Some code to (hopefully) help to resolve an issue where sequences in a BAM/SAM header have a different length indicated than what is indicated in both a gtf file and transcriptome file used in a pipeline that uses STAR for indexing/alignment and salmon for quantification.
There seems to a problem where sequence lengths the SAM/BAM headers in the alignment files produced by the STAR aligner disagree with the lengths in annotation gtf/transcriptome files that are used for producing a index and in quantifying the alignments, respectively. This causes an error in the salmon aligner that looks like:
SAM file says target rna-W848_p084 has length 384, but the FASTA file contains a sequence of length [126 or 125]
And no quant.sf file will be produced. I have found a few threads on github or biostars from users who have similar issues, but as far as I can tell, a solution to the problem has not been implemented in the STAR or salmon software as of the the time of writing. The user who had the issue on biostar mentioned that they resolved their issue by comparing transcript sequence lengths in their transcriptome and BAM files and removing the transcripts that had different lengths between the two. I'll use their approach here as it seemed to resolve the issue while only removing a couple transcripts (in the genome files I was using at least)

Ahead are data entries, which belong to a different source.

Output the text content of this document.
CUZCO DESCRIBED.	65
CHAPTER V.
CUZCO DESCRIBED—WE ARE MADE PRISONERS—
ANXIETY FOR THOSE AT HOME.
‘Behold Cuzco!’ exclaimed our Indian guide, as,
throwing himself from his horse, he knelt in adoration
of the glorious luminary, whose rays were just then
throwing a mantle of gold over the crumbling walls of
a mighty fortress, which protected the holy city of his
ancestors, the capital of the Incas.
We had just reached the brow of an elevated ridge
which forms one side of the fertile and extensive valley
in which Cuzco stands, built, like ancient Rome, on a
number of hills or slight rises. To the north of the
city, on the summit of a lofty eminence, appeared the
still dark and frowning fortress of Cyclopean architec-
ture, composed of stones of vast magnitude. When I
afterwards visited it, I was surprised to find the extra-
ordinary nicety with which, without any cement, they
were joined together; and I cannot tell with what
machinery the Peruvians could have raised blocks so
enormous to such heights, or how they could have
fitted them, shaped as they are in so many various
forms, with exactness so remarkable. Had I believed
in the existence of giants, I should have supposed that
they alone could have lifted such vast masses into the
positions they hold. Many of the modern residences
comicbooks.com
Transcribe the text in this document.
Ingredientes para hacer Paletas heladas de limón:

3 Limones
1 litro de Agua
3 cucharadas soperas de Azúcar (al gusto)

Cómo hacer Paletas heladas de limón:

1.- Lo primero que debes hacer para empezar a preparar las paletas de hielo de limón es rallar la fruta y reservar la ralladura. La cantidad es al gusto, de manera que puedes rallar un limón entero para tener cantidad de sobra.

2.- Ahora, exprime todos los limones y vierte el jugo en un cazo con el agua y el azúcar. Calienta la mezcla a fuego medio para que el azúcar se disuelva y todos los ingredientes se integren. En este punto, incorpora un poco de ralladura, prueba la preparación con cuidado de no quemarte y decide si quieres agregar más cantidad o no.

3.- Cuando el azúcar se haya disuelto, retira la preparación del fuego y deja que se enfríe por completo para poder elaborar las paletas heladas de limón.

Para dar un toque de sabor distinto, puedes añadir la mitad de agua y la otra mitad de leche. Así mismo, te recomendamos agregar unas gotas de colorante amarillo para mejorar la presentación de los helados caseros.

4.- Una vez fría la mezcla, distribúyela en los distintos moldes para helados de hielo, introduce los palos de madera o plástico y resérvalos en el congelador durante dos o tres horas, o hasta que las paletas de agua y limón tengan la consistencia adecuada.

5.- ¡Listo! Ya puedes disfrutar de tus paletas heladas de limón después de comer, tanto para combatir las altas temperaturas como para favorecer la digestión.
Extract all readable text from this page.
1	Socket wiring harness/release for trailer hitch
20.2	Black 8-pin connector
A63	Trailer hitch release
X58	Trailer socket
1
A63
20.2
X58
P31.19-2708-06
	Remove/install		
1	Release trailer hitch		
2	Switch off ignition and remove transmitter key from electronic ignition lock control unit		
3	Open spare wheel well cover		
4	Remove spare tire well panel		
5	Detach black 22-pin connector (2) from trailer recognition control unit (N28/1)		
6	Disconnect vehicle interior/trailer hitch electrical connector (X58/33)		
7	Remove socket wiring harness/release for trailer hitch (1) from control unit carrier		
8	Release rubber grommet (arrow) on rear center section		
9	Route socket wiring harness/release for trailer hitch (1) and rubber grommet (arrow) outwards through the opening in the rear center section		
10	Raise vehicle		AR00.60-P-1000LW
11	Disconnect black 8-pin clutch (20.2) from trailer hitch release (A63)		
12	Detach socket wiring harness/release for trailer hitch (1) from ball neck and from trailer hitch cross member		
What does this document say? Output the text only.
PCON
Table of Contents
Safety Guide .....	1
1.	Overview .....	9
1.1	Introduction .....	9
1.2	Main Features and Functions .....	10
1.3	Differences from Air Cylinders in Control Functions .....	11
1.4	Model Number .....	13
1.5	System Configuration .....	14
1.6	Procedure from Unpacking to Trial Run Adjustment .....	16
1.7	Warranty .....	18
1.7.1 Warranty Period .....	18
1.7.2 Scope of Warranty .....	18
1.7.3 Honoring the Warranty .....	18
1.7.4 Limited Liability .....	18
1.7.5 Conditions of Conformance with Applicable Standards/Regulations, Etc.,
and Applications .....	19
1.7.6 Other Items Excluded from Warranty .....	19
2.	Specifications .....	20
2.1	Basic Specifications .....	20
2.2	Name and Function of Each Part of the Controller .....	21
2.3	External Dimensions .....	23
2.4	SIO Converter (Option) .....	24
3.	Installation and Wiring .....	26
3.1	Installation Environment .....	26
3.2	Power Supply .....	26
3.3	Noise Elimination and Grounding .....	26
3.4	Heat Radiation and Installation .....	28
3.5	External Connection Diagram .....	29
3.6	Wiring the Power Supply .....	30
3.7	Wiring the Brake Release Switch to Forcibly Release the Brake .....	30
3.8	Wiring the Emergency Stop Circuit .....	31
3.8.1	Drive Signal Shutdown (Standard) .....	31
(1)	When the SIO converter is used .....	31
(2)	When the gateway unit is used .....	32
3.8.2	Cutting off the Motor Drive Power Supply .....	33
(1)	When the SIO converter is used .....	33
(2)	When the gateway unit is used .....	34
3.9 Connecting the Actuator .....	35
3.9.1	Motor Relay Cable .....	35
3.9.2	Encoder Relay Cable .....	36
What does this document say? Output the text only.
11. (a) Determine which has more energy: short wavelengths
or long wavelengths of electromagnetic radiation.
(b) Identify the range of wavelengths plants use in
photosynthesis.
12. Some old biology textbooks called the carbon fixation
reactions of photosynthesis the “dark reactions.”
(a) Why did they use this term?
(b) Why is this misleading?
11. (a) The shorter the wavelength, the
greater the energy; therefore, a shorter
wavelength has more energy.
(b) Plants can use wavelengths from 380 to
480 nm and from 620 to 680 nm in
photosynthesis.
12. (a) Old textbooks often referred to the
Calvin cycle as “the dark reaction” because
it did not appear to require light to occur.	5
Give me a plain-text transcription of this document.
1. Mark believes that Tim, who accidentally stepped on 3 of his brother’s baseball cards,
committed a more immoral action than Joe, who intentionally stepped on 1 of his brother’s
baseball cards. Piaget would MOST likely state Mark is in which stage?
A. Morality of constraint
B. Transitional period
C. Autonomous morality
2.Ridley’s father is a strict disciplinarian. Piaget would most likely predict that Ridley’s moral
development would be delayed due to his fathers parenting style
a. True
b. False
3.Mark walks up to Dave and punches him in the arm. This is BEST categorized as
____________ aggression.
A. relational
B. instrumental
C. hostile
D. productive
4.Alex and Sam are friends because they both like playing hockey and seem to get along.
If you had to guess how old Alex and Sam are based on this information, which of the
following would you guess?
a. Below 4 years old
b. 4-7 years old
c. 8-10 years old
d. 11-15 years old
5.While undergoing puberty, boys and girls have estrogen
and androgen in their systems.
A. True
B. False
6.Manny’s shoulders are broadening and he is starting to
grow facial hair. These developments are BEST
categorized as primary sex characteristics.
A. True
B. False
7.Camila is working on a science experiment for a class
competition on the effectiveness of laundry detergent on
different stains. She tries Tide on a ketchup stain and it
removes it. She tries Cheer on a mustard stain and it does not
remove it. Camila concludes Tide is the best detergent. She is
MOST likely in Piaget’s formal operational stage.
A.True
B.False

The software I used for this is listed in the environment.yml file in this repository and can be installed with conda install -f environment.yml.
To start, I need to already have a genome.fa, annotations.gtf, and transcripts.fa file, where the transcripts.fa file was generated using the genome.fa and annotations.gtf file with a tool like gffread. I also need to have already indexed my genome (I used STAR), and aligned my transcripts to the genome (I used STAR here again) for at least one sample so that I have an output Aligned.toTranscriptome.out.bam file for at least one sample.
Next, I'll need to get the transcript lengths for both the transcriptome.fa files and bam headers. Here's how I would do that for the transcriptome file:
bioawk -c fastx '{ print $name, length($seq) }' < transcriptome.fa > transcriptome_lengths.txt
And for the bam file:
samtools view -H sample_Aligned.toTranscriptome.out.bam > bam_lengths.txt
I'm still working on automating this step but the gist is I want to match the sequence names between both files and find the transcripts that have different lengths in the two files and then export these "problem transcripts" to a file that can be used in the next step. The in-development code can be found in the sandbox/count_comparison.R code
Next, I want to remove those problem transcripts from my annotations.gtf file. I can do that with a command like this:
grep -v -Ff problem_transcripts.txt annotations.gtf > annotations_filtered.gtf
This command assumes that you have a file called problem_transcripts.txt that has the ids for each of the problematic transcripts found in the first step listed one per line. It will then export a gtf file without these transcripts to a new gtf file called annotations_filtered.gtf.
At this point you can try to re-make the transcriptome file from the genome.fa file and the annotations_filtered.gtf file with this command:
gffread -w transcriptome_new.fa -g genome.fa annotations_filtered.gtf
When I did this however, I got an error that looked like this:
GffObj::getSpliced() error: improper genomic coordinate 220519 on NC_022868.1 for rna-W848_p085
Which seemed to indicate a line of the gtf file with an impossible genomic coordinate. This is an error I definitely need to look more into. I have a bad feeling it may be due to a mismatch between the names for the chromosomes for the annotations and the genome file but I'm going to have to circle back to this. Basically just writing this here for future me. At any rate, my quick and dirty solution was to remove this transcript as well. I did this with:
cat annotations_filtered.gtf | awk '{if ($1 != "NC_022868.1" && $5 != "220519") print $0;}' > annotations_filtered_2.gtf
And then re-made the transcriptome again with:
gffread -w transcriptome_new.fa -g genome.fa annotations_filtered_2.gtf
This time the transcriptome.fa file was made without errors and salmon was also able to run without errors after re-indexing the genome with the new gtf files and aligning to the new transcriptome file.
I should be able to automate the steps up to filtering the annotations file to remove the transcripts that have different lengths in the initial transcriptome.fa and annotations.gtf files. After that though, I think it would be better to remove problem sequences manually/I'm not sure how I'd go about automating it yet. I'd like to have a clearer idea about what that error is when I try to make the first new transcriptome.fa file after filtering out the transcripts with the mismatched lengths to be sure there isn;t a more serious underlying issue there. Overall, this process did not remove many transcripts though. I only had one transcript that differend in length in my alignment and transcriptome files and it was just that one entry with the improper genomic coordinate that I had to remove for my current data so I didn't have to sacrifice much data with this filtering methos, I just still need to souble check that it's not horribly altering anything.